Terraform
Invoke an action
Actions are preset operations built into providers that let Terraform perform day-two operations. Invoke actions to trigger automations outside of Terraform, such as Ansible playbooks and Lambda jobs. Actions do not affect resource state.
Note
This feature is currently in beta. Do not use beta functionality in production environments.
Overview
Declare an action
block in your Terraform configuration and apply your configuration or use the Terraform CLI to invoke the action. You can configure actions that aren't directly associated with a resource. These actions don't change the state of resources managed by Terraform.
Requirements
The AWS provider is the only provider that includes actions. As a result, you can only invoke AWS actions. Refer to the AWS provider documentation for more information about available actions.
To monitor actions in HCP Terraform, you must configure a connection to HCP Terraform in your Terraform configuration. Refer to Connect to HCP Terraform for instructions.
Configure an action
Add an action
block to your Terraform configuration and specify the type and a label as inline arguments. The type of action depends on your provider. Refer to your provider documentation for details about available actions.
The following example declares an aws_lambda_invoke
action labeled example
:
action "aws_lambda_invoke" "example" {
# ...
}
Configure provider arguments
Use the config
block to configure provider arguments. The config
block may contain arguments or other blocks. Refer to your provider documentation for more information.
The following example adds an aws_lambda_invoke
action that references "my_function"
defined elsewhere in the configuration and passes a JSON payload into the function.
action "aws_lambda_invoke" "example" {
config {
function_name = "my_function"
payload = jsonencode({
key1 = "value1"
key2 = "value2"
})
}
}
Refer to the AWS provider documentation for information about provisioning AWS Lambda functions.
Configure Terraform meta-arguments
You can use some Terraform meta-argments in action
blocks. Meta-arguments are built into Terraform and control how Terraform creates resources. Refer to Meta-arguments for more information.
In the following example, Terraform creates three instances of the action because the count
meta-argument is set to 3
. It also uses the provider configuration reference with aws.alias
per the provider
meta-argument. Refer to the action
block reference for information about all meta-arguments supported in the action
block.
action "aws_lambda_invoke" "example" {
count = 3
provider = aws.alias
config {
function_name = "my_function"
payload = jsonencode({
key1 = "value1"
key2 = "value2"
})
}
}
Invoke the action
You can use the Terraform CLI to run an action or configure a resource
block to trigger the action during an apply operation.
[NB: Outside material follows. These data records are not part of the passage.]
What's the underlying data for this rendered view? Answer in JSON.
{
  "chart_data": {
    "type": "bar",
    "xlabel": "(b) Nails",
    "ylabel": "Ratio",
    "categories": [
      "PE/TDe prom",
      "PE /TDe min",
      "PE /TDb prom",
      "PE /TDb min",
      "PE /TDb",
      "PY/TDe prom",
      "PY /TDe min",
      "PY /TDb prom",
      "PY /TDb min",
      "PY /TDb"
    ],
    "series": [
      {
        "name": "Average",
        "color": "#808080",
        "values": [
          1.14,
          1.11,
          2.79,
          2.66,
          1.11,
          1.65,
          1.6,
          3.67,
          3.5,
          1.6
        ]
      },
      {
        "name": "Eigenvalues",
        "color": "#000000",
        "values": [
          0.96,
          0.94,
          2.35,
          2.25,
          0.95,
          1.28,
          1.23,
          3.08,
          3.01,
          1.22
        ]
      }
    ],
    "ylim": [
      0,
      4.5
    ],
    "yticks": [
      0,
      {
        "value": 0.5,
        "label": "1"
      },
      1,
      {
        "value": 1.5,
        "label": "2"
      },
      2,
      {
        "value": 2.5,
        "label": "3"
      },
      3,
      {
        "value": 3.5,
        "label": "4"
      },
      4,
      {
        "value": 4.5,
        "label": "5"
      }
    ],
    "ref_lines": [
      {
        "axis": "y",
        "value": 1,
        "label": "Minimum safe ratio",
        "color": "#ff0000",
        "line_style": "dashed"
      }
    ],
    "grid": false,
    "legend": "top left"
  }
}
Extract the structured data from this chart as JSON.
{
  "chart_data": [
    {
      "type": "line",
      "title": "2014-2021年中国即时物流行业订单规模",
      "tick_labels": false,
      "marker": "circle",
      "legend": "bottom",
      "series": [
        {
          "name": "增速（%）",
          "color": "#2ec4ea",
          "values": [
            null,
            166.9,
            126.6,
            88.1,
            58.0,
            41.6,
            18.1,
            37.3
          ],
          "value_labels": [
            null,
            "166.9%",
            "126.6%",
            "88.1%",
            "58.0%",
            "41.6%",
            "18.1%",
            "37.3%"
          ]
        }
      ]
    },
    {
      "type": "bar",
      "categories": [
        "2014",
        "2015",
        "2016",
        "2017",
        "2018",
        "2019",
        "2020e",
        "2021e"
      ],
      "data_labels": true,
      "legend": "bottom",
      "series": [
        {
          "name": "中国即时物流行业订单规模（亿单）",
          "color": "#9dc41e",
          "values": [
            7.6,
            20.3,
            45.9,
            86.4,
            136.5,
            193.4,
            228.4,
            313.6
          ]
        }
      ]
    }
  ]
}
Invoke an action from the CLI
When you invoke an action using the CLI, Terraform runs only the action and excludes all other configurations.
Add the -invoke
flag and specify the address of an action when running the terraform plan
or terraform apply
command.
The following example creates a plan for invoking the aws_lambda_invocation.example
action:
$ terraform plan -invoke=action.aws_lambda_invoke.example
Refer to the terraform plan
command documentation for more information about creating plans.
The following example runs the aws_lambda_invocation.example
action:
$ terraform apply -invoke=action.aws_lambda_invoke.example
Refer to the terraform apply
command documentation for more information about applying configurations.
Trigger an action when applying a configuration
To trigger an action on resource lifecycle events, such as creating or destroying a resource, configure an action_trigger
block and specify the action to run and the events that trigger the action. The action_trigger
block is a member of the lifecycle
block nested in a resource
block. Refer to the action_trigger
documentation for details about configuring the block.
In the following example, Terraform invokes the action.aws_lambda_invoke.example
action after creating the aws_lambda_function.example
resource. Terraform also invokes the action during a terraform apply
operation if the resource
block configuration changes.
resource "aws_lambda_function" "example" {
# resource config
lifecycle {
action_trigger {
events = ["after_create", "after_update"]
actions = [action.aws_lambda_invoke.example]
}
}
}
Terraform invokes the action when you run terraform apply
and are creating the resource for the first time. This is because one of the event
triggers is after_create
.
Because the event
argument includes after_update
, Terraform also updates the resource on terraform apply
, even without changes to the configuration, when it detects drift in the resource.